I think it was (it’s a theory, I have no proof), that Tulio discovered the true nature of Project Y. He found out how far Fonzie could go. He learned that what would keep the company afloat for years to come was basically a fraud. Tulio then left the company, giving the benefit of the doubt to his former partner. He didn’t want to make him his enemy, and after all, it was Fonzie’s project.
Watermelon Games is now over. Project Y/Paprium would have been developed for a more powerful platform than SEGA Genesis. This decision was motivated by Fonzie’s ambitions to be the creator of the best 16-bit game. He acted alone, and prevented his collaborators from being exposed to the truth.
His strategy of silence or misinformation is eroding the reputation that WM had achieved with Pier Solar.

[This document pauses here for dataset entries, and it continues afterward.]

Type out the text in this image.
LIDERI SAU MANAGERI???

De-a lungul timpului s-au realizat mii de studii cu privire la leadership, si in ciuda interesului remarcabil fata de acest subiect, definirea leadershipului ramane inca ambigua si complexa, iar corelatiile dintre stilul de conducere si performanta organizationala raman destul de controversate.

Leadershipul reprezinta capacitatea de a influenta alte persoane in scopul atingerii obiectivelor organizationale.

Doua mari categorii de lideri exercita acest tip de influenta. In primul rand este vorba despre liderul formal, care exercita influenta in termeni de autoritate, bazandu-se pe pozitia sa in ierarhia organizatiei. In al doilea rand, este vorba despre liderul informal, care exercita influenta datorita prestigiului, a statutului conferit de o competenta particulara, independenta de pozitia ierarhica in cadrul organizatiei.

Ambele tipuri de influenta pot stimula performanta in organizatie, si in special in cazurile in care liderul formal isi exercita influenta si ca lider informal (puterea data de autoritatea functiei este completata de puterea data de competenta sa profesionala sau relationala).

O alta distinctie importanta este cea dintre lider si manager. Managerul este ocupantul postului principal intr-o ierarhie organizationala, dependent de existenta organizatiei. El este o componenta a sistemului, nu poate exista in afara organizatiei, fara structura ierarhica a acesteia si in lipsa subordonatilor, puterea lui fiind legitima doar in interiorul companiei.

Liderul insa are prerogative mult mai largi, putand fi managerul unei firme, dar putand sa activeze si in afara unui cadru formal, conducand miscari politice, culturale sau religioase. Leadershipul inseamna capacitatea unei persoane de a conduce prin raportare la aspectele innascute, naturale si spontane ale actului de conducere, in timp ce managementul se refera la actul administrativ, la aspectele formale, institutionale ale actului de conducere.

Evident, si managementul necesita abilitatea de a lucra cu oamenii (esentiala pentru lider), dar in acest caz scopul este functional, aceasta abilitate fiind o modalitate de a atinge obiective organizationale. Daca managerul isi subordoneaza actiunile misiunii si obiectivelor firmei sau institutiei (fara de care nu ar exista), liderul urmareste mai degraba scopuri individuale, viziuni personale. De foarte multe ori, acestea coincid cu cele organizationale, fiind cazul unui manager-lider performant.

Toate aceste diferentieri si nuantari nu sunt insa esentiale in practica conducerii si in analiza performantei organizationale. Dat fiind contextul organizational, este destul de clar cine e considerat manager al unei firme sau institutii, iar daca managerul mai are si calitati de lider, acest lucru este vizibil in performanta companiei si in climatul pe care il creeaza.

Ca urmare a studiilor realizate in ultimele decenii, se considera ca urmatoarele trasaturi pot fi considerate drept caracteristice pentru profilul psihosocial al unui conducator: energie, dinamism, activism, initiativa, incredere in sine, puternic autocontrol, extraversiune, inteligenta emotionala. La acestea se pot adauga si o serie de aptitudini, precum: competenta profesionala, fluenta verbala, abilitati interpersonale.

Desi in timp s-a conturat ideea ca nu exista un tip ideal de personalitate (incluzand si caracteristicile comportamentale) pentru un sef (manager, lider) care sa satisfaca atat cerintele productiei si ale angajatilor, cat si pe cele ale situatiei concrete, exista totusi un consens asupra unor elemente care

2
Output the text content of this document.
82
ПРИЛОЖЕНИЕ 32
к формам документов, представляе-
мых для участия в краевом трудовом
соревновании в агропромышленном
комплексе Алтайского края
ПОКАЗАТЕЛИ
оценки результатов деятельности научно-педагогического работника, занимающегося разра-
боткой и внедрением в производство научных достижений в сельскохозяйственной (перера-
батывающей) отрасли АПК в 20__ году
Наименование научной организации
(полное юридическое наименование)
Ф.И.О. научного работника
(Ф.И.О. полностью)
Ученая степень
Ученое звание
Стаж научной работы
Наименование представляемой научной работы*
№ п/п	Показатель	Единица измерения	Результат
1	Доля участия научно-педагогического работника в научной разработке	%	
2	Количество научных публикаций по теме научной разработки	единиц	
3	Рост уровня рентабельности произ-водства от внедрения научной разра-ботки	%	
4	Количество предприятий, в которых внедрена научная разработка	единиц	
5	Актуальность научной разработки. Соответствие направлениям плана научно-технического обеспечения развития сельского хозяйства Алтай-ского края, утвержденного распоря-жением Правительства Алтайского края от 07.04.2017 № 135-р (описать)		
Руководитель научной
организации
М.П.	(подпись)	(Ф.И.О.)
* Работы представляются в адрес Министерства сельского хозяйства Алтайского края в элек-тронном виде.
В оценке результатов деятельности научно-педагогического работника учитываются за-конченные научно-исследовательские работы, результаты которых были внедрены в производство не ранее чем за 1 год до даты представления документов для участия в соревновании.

When the day comes when Fonzie admits he can’t deliver the game, or delivers a much inferior version than promised, he will have broken ties with very talented collaborators, who believed in him, and will have the rejection of the people he betrayed.
I believe that real efforts were made to bring the game to market between 2013 and 2014. As a result of this work, the game got its graphic art, and music. It is possible that the complexity of the game, and Fonzie’s interest in preserving the graphic splendor achieved by the pixel artists, caused him to use some shortcuts. He may have used libraries for Neo Geo instead of Sega Genesis.
He could also have programmed the game for PC. Transparency effects can result from video editing. This would constitute false advertising.
The pictures released in 2014 do not differ much from the trailer footage. The shortage of images or video gameplay does not allow you to assess how many levels were created, or the actual scale of the game. The game made no obvious progress between 2014 and 2017~2018, which is in line with the theory that the development of the game stopped in 2014, and since then Fonzie has been looking for a way to (really) implement it on Sega Genesis. Fonzie believes (or believed) that a hardware solution is possible, with a “magic” chip in the cartridge. The 2017 release of the game would have been to raise funds to develop such a solution (not Fonzie in person, but outside talent). Fonzie also knows that if that’s not possible, the game (and WM) has no future. He gave himself until October of this year, and said it is “the last chance”.
For all that, I have no hope that the game will come out in October, nor ever. All that remains is to wait a few months. Probably Fonzie will give another excuse. We’ll see how many he persuades.